Ho: One of the targets for our discipline of submillimeter astronomy is to look back in time at the earliest part of the Universe. As I mentioned earlier, in the early stage of the Universe, when it was forming galaxies, they tend to be much colder in the early phases when galaxies were being assembled, and it will radiate, we think, principly in the submillimeter. And you can see them, for example, using the JCM telescope on Mauna Kea. You can see some of the early Universe, which are very highly redshifted galaxies; these are not visible in the optical, but they are visible in the submillimeter, and this array will be able to image them, and locate them very actively as to where they are located in the sky so that we can study them further. These very early galaxies, these early formations, we think are at very high redshifts – we give this number Z, which is a redshift of 6, 7, 8 – very early in the formation of the Universe, so looking back to perhaps 10% of the time when the Universe was being assembled.

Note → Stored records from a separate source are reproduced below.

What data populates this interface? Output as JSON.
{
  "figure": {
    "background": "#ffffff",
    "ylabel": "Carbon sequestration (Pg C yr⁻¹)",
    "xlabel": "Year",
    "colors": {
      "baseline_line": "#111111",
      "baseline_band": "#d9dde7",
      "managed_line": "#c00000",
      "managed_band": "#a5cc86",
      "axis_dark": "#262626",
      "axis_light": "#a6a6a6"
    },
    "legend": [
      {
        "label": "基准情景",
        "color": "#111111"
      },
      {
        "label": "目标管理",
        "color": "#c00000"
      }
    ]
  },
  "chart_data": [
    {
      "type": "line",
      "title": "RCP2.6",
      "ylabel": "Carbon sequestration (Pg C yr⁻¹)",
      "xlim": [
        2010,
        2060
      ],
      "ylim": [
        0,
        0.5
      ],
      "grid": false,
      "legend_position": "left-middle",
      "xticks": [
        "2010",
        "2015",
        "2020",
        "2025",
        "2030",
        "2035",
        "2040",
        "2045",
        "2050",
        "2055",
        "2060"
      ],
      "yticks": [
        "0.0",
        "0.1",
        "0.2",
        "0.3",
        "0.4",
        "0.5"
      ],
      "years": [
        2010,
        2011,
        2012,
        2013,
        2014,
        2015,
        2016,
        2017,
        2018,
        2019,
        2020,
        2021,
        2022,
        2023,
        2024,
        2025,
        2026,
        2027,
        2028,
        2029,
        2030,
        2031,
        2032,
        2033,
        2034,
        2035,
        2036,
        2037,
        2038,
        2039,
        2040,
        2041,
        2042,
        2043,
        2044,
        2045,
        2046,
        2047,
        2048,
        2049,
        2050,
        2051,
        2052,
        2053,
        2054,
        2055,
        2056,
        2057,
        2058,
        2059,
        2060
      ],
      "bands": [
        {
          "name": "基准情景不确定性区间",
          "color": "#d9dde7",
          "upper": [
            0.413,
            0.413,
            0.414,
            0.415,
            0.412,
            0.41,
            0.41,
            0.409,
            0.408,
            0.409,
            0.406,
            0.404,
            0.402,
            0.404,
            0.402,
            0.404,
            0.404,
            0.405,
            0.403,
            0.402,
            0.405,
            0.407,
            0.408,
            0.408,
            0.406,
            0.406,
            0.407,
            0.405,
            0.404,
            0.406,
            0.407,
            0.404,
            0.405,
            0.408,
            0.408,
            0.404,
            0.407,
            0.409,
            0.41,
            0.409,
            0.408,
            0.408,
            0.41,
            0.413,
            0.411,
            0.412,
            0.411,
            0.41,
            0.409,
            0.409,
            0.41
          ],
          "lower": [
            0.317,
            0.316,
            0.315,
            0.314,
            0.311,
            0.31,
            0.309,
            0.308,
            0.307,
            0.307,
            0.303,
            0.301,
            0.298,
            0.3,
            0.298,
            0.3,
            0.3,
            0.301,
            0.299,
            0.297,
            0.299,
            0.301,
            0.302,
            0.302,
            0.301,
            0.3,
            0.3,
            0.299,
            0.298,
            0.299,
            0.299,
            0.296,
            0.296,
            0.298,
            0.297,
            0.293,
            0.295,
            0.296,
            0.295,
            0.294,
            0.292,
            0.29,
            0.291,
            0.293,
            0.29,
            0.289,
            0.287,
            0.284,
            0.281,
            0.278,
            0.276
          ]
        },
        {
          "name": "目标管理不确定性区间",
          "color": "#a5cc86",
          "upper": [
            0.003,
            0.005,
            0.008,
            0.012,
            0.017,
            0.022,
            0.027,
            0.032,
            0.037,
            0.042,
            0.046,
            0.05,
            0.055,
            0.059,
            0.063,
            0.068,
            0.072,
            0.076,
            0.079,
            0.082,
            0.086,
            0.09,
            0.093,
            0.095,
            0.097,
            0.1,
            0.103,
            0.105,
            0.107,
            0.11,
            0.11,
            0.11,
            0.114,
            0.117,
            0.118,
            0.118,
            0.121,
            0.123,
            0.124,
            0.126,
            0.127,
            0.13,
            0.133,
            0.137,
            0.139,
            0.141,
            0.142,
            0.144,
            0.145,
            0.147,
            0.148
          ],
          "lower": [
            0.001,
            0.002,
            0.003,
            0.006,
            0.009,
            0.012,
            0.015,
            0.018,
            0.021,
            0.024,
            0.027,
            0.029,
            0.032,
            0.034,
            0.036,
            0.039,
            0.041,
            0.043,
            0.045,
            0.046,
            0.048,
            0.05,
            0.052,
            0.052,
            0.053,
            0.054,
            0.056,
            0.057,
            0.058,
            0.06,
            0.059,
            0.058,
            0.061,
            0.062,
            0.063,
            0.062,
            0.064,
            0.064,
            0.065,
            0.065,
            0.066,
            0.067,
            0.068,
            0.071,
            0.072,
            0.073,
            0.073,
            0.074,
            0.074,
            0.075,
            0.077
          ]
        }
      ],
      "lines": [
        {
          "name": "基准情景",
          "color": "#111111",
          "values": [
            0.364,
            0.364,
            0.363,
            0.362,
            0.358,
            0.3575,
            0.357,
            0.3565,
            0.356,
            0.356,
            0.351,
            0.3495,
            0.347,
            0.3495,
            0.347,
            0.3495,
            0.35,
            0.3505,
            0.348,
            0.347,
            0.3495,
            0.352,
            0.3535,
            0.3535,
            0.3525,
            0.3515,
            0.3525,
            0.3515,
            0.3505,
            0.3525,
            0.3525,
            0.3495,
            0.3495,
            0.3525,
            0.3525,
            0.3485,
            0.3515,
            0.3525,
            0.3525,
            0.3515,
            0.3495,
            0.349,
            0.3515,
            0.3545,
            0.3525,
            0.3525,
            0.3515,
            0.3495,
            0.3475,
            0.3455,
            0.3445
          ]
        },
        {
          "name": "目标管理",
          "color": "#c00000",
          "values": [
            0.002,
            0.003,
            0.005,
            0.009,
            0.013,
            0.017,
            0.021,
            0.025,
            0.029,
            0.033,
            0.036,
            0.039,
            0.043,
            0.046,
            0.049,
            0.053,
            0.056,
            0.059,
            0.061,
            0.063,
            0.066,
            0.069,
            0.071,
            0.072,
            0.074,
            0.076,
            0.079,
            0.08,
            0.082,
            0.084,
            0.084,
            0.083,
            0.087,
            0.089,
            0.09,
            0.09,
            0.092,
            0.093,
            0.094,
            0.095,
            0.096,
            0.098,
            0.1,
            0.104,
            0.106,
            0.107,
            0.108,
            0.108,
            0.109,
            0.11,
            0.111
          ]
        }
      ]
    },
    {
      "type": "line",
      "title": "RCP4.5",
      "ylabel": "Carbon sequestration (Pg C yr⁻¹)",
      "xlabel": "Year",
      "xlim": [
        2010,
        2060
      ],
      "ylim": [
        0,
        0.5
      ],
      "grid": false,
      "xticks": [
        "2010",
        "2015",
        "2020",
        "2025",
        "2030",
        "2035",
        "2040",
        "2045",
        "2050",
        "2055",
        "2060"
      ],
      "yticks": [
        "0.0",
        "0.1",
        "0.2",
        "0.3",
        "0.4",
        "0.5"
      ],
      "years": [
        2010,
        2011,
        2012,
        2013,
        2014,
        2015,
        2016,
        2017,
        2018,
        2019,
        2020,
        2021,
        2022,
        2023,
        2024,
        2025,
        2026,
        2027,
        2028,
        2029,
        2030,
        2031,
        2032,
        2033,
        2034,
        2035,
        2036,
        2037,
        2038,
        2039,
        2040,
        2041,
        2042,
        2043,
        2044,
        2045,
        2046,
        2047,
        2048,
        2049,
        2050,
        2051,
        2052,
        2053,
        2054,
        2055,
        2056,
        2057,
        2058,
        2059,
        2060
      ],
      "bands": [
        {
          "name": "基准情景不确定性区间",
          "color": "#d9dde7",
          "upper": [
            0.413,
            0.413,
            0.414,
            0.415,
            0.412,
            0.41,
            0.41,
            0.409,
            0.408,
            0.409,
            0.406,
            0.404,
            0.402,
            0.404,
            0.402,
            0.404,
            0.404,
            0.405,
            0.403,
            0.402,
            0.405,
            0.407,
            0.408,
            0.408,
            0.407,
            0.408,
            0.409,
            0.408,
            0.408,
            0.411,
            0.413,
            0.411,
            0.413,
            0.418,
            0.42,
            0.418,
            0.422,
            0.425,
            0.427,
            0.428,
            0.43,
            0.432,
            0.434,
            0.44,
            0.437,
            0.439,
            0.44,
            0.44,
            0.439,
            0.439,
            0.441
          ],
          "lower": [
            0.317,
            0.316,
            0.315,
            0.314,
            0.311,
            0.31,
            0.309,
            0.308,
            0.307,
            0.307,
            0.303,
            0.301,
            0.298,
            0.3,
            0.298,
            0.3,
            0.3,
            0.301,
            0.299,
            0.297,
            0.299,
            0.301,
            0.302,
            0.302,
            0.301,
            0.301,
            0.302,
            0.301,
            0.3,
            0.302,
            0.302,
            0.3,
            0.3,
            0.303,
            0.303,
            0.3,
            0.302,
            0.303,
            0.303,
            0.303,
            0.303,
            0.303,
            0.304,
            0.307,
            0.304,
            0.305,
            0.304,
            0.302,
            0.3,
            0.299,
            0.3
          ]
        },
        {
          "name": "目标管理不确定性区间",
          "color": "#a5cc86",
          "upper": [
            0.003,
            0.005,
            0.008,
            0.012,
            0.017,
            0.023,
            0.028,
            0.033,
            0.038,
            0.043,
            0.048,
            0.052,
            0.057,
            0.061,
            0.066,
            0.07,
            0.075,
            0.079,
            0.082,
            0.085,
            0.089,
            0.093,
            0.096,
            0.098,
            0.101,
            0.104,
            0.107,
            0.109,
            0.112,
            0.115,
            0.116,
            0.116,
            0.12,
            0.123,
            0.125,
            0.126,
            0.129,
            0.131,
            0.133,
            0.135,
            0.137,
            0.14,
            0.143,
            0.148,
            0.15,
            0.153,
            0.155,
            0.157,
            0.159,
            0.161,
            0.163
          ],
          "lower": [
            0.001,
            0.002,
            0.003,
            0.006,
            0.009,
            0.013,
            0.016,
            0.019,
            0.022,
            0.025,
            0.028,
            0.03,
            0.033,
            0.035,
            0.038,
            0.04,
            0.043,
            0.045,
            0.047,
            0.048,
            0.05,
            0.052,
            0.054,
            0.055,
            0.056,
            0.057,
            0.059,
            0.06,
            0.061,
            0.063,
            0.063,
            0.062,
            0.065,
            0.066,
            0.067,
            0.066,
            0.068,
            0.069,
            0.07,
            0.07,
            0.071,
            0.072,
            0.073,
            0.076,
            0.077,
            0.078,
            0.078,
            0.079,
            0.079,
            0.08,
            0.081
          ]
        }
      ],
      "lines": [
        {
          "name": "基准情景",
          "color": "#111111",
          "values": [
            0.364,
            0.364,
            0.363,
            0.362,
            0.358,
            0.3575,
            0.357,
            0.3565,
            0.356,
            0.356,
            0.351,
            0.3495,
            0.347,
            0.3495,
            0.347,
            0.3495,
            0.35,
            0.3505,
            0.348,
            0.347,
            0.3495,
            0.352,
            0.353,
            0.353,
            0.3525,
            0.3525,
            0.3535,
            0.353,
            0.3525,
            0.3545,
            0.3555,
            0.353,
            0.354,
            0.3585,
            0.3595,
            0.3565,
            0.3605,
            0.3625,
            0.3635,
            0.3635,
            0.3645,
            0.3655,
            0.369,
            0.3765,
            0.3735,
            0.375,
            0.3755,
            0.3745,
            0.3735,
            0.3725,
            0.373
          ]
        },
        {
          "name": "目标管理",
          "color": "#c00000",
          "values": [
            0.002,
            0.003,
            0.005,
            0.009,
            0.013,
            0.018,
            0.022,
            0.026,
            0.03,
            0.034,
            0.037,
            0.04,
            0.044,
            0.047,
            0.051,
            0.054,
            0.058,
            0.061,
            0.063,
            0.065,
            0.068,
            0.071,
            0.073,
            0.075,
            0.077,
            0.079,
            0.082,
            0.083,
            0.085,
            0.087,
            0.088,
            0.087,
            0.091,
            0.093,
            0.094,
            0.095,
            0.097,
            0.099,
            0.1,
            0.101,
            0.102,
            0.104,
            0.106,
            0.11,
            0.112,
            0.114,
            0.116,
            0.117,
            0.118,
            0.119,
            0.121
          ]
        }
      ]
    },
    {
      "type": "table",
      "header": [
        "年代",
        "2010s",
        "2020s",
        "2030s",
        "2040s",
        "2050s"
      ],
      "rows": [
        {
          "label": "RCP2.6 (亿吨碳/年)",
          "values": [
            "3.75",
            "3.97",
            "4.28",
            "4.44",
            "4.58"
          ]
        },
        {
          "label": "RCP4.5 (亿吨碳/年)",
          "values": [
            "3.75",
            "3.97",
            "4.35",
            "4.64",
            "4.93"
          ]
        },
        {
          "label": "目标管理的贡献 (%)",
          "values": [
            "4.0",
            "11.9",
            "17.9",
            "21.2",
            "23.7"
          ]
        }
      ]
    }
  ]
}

Fraser: My last question for you… Deep Impact is coming up in a few weeks. Will your observatories be watching this as well?

Ho: Oh yes, of course. The Deep Impact indeed is something we’re interested in. For our instrument, we have been studying Solar System type bodies, and this includes not only the planets, but also the comets as they come close or impact, we expect to see material to spew off, which we should be able to track in the submillimeter because we’ll be looking not only at the dust emissions, but we will be able to watch the spectral lines of the gasses which come out. So, we’re expecting to be able to turn our attention to this event, and to also be imaging it.

Paul Ho is an astronomer with the Harvard-Smithsonian Center for Astrophysics in Cambridge, Massachusetts.